The present invention uses the loss-on-burn method to produce high-temperature-resistant light-weight heat-insulating castables. The basic principle is to adjust the particle gradation in various refractory castables with mature formulas, and add a certain amount of lost-on-burn (polystyrene balls), By adjusting the amount of lost matter added, the construction performance can be satisfied on the basis of ensuring the fluidity of the original formula castable, and light-weight heat-insulating castables with different bulk densities and heat-insulating properties can be formed. After the castable is poured and molded, the burnt matter will be burnt out in the oven, resulting in porosity. Except for the decrease in volume density, other basic properties of the material remain unchanged.

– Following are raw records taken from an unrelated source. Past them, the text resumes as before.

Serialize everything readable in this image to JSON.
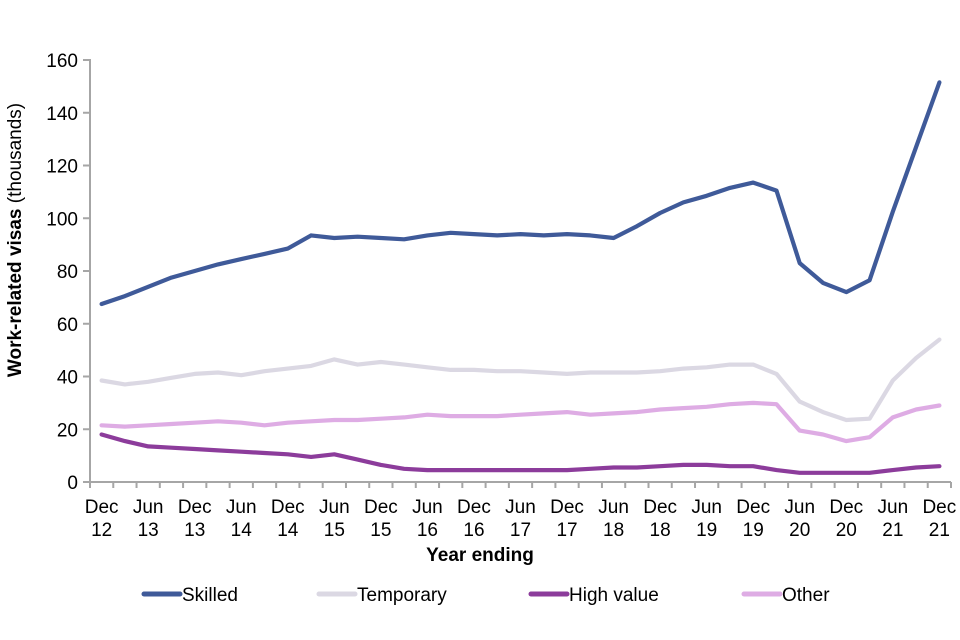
{
  "chart_data": {
    "type": "line",
    "title": "",
    "ylabel": "Work-related visas (thousands)",
    "ylabel_bold": "Work-related visas",
    "ylabel_rest": " (thousands)",
    "xlabel": "Year ending",
    "ylim": [
      0,
      160
    ],
    "ytick_step": 20,
    "yticks": [
      0,
      20,
      40,
      60,
      80,
      100,
      120,
      140,
      160
    ],
    "grid": false,
    "legend_position": "bottom",
    "axis_color": "#A6A6A6",
    "text_color": "#000000",
    "background": "#FFFFFF",
    "categories": [
      "Dec 12",
      "Mar 13",
      "Jun 13",
      "Sep 13",
      "Dec 13",
      "Mar 14",
      "Jun 14",
      "Sep 14",
      "Dec 14",
      "Mar 15",
      "Jun 15",
      "Sep 15",
      "Dec 15",
      "Mar 16",
      "Jun 16",
      "Sep 16",
      "Dec 16",
      "Mar 17",
      "Jun 17",
      "Sep 17",
      "Dec 17",
      "Mar 18",
      "Jun 18",
      "Sep 18",
      "Dec 18",
      "Mar 19",
      "Jun 19",
      "Sep 19",
      "Dec 19",
      "Mar 20",
      "Jun 20",
      "Sep 20",
      "Dec 20",
      "Mar 21",
      "Jun 21",
      "Sep 21",
      "Dec 21"
    ],
    "x_axis_labels": [
      [
        "Dec",
        "12"
      ],
      [
        "Jun",
        "13"
      ],
      [
        "Dec",
        "13"
      ],
      [
        "Jun",
        "14"
      ],
      [
        "Dec",
        "14"
      ],
      [
        "Jun",
        "15"
      ],
      [
        "Dec",
        "15"
      ],
      [
        "Jun",
        "16"
      ],
      [
        "Dec",
        "16"
      ],
      [
        "Jun",
        "17"
      ],
      [
        "Dec",
        "17"
      ],
      [
        "Jun",
        "18"
      ],
      [
        "Dec",
        "18"
      ],
      [
        "Jun",
        "19"
      ],
      [
        "Dec",
        "19"
      ],
      [
        "Jun",
        "20"
      ],
      [
        "Dec",
        "20"
      ],
      [
        "Jun",
        "21"
      ],
      [
        "Dec",
        "21"
      ]
    ],
    "series": [
      {
        "name": "Skilled",
        "color": "#3F5A99",
        "values": [
          67.5,
          70.5,
          74,
          77.5,
          80,
          82.5,
          84.5,
          86.5,
          88.5,
          93.5,
          92.5,
          93,
          92.5,
          92,
          93.5,
          94.5,
          94,
          93.5,
          94,
          93.5,
          94,
          93.5,
          92.5,
          97,
          102,
          106,
          108.5,
          111.5,
          113.5,
          110.5,
          83,
          75.5,
          72,
          76.5,
          102.5,
          127,
          151.5
        ]
      },
      {
        "name": "Temporary",
        "color": "#DBD8E3",
        "values": [
          38.5,
          37,
          38,
          39.5,
          41,
          41.5,
          40.5,
          42,
          43,
          44,
          46.5,
          44.5,
          45.5,
          44.5,
          43.5,
          42.5,
          42.5,
          42,
          42,
          41.5,
          41,
          41.5,
          41.5,
          41.5,
          42,
          43,
          43.5,
          44.5,
          44.5,
          41,
          30.5,
          26.5,
          23.5,
          24,
          38.5,
          47,
          54
        ]
      },
      {
        "name": "High value",
        "color": "#8C3C9B",
        "values": [
          18,
          15.5,
          13.5,
          13,
          12.5,
          12,
          11.5,
          11,
          10.5,
          9.5,
          10.5,
          8.5,
          6.5,
          5,
          4.5,
          4.5,
          4.5,
          4.5,
          4.5,
          4.5,
          4.5,
          5,
          5.5,
          5.5,
          6,
          6.5,
          6.5,
          6,
          6,
          4.5,
          3.5,
          3.5,
          3.5,
          3.5,
          4.5,
          5.5,
          6
        ]
      },
      {
        "name": "Other",
        "color": "#DEACE4",
        "values": [
          21.5,
          21,
          21.5,
          22,
          22.5,
          23,
          22.5,
          21.5,
          22.5,
          23,
          23.5,
          23.5,
          24,
          24.5,
          25.5,
          25,
          25,
          25,
          25.5,
          26,
          26.5,
          25.5,
          26,
          26.5,
          27.5,
          28,
          28.5,
          29.5,
          30,
          29.5,
          19.5,
          18,
          15.5,
          17,
          24.5,
          27.5,
          29
        ]
      }
    ]
  }
}
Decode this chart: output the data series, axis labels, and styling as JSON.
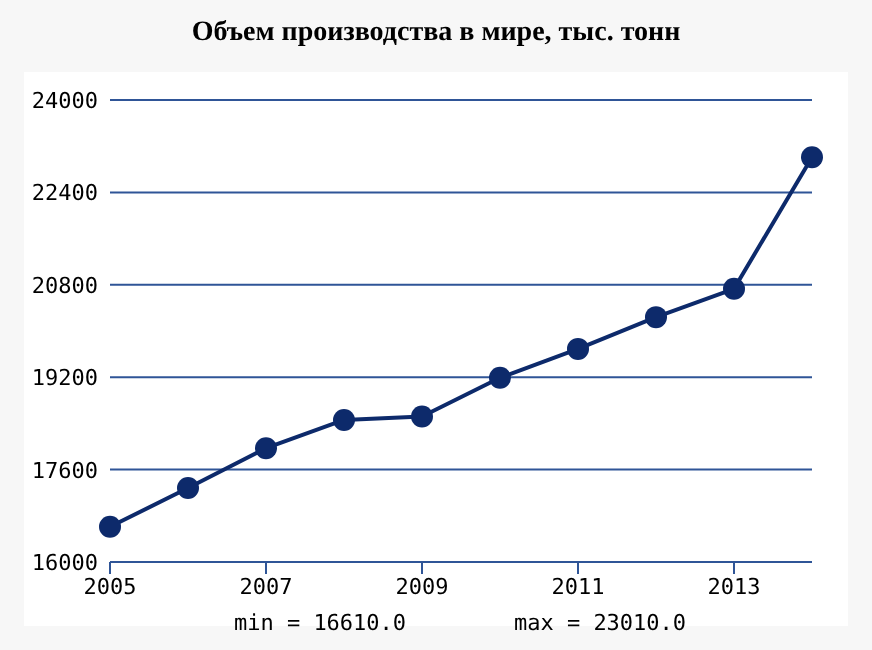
{
  "chart_data": {
    "type": "line",
    "title": "Объем производства в мире, тыс. тонн",
    "x": [
      2005,
      2006,
      2007,
      2008,
      2009,
      2010,
      2011,
      2012,
      2013,
      2014
    ],
    "series": [
      {
        "color": "#0d2a6b",
        "values": [
          16610,
          17280,
          17970,
          18460,
          18520,
          19190,
          19690,
          20240,
          20730,
          23010
        ]
      }
    ],
    "xlim": [
      2005,
      2014
    ],
    "xticks": [
      2005,
      2007,
      2009,
      2011,
      2013
    ],
    "ylim": [
      16000,
      24000
    ],
    "yticks": [
      16000,
      17600,
      19200,
      20800,
      22400,
      24000
    ],
    "grid": "y",
    "marker": "circle",
    "line_style": "solid",
    "annotations": [
      "min = 16610.0",
      "max = 23010.0"
    ]
  }
}
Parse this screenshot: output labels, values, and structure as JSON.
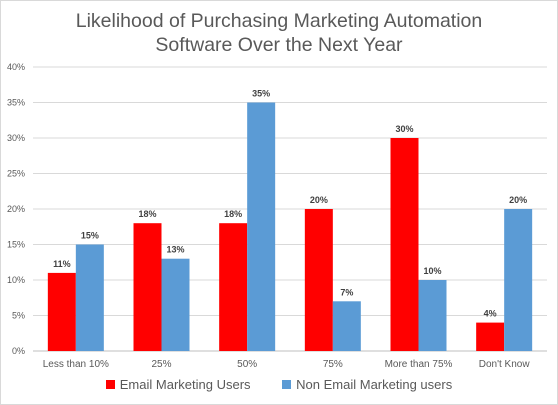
{
  "chart_data": {
    "type": "bar",
    "title_line1": "Likelihood of Purchasing Marketing Automation",
    "title_line2": "Software Over the Next Year",
    "categories": [
      "Less than 10%",
      "25%",
      "50%",
      "75%",
      "More than 75%",
      "Don't Know"
    ],
    "series": [
      {
        "name": "Email Marketing Users",
        "color": "#ff0000",
        "values": [
          11,
          18,
          18,
          20,
          30,
          4
        ],
        "labels": [
          "11%",
          "18%",
          "18%",
          "20%",
          "30%",
          "4%"
        ]
      },
      {
        "name": "Non Email Marketing users",
        "color": "#5b9bd5",
        "values": [
          15,
          13,
          35,
          7,
          10,
          20
        ],
        "labels": [
          "15%",
          "13%",
          "35%",
          "7%",
          "10%",
          "20%"
        ]
      }
    ],
    "ylim": [
      0,
      40
    ],
    "yticks": [
      "0%",
      "5%",
      "10%",
      "15%",
      "20%",
      "25%",
      "30%",
      "35%",
      "40%"
    ],
    "grid": true,
    "legend_position": "bottom"
  }
}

When the service temperature of the castable is not higher than 1350°C, the main base material can be burnt gemstone and ordinary bauxite clinker; when the use temperature of the castable is higher than 1350°C, the main base material can be special grade bauxite clinker, Mullite or corundum.

Detailed ways

Example 1

Manufacture a furnace lid working lining (ρ=1.3g/cm ³ ) for an aluminum melting furnace of an aluminum product company. The long-term working temperature of the furnace lid fluctuates between 1000~1300°C. The raw materials used and the weight of each raw material are listed in Table 1. As indicated, just mix the ingredients in the table together.

Table 1

Example 2

Manufacture a high-aluminum lightweight heat-insulating castable (ρ=1.5g/cm ³ ) for the cupola front furnace cover of a foundry company. The long-term working temperature of the furnace cover is stable at 1450°C. The raw materials used and the weight of each raw material are As shown in Table 2, the raw materials in the table can be mixed together.

Table 2

Example 3

Manufacture a corundum lightweight heat _- insulating castable (ρ=1.2g/cm ³ ) for an ethylene cracking furnace of a petrochemical company. Its long-term working temperature is stable at 1350°C. The weight of the raw materials is shown in Table 3, just mix the raw materials in the table together.

table 3

Claims (3)

1. the adiabatic mould material of a heat-resistant light, it is characterized in that: base material raw material and weight percent thereof are:

Main substrate particles: mean particle size≤7mm, 53 ~ 60%;

Main base material fine powder: can cross and be not less than 200 purpose screen clothes, 25 ~ 32%;

Ultrafine powder: mean particle size≤10 μ m, 5 ~ 10%;

Aluminate cement: 6 ~ 7%;

The weight sum of above-mentioned base material raw material is as a whole, will add composite water-reducing agent outside above-mentioned base material raw material, and weight is 0.1 ~ 1% of described overall weight; Will add the polystyrene ball outside above-mentioned base material raw material, mean particle size is 1 ~ 0.5mm, and weight is 1 ~ 3% of described overall weight;

Described main base material can be for flint clay, kyanite, bauxitic clay grog, mullite or corundum at least a;

Described ultrafine powder is Reactive alumina or active SILICA FUME.

2. the adiabatic mould material of heat-resistant light according to claim 1 is characterized in that concrete preparation method mixes above-mentioned each raw material to stir.

3. the adiabatic mould material of heat-resistant light according to claim 1 is characterized in that described aluminate cement selects high-alumina cement or aluminous cement.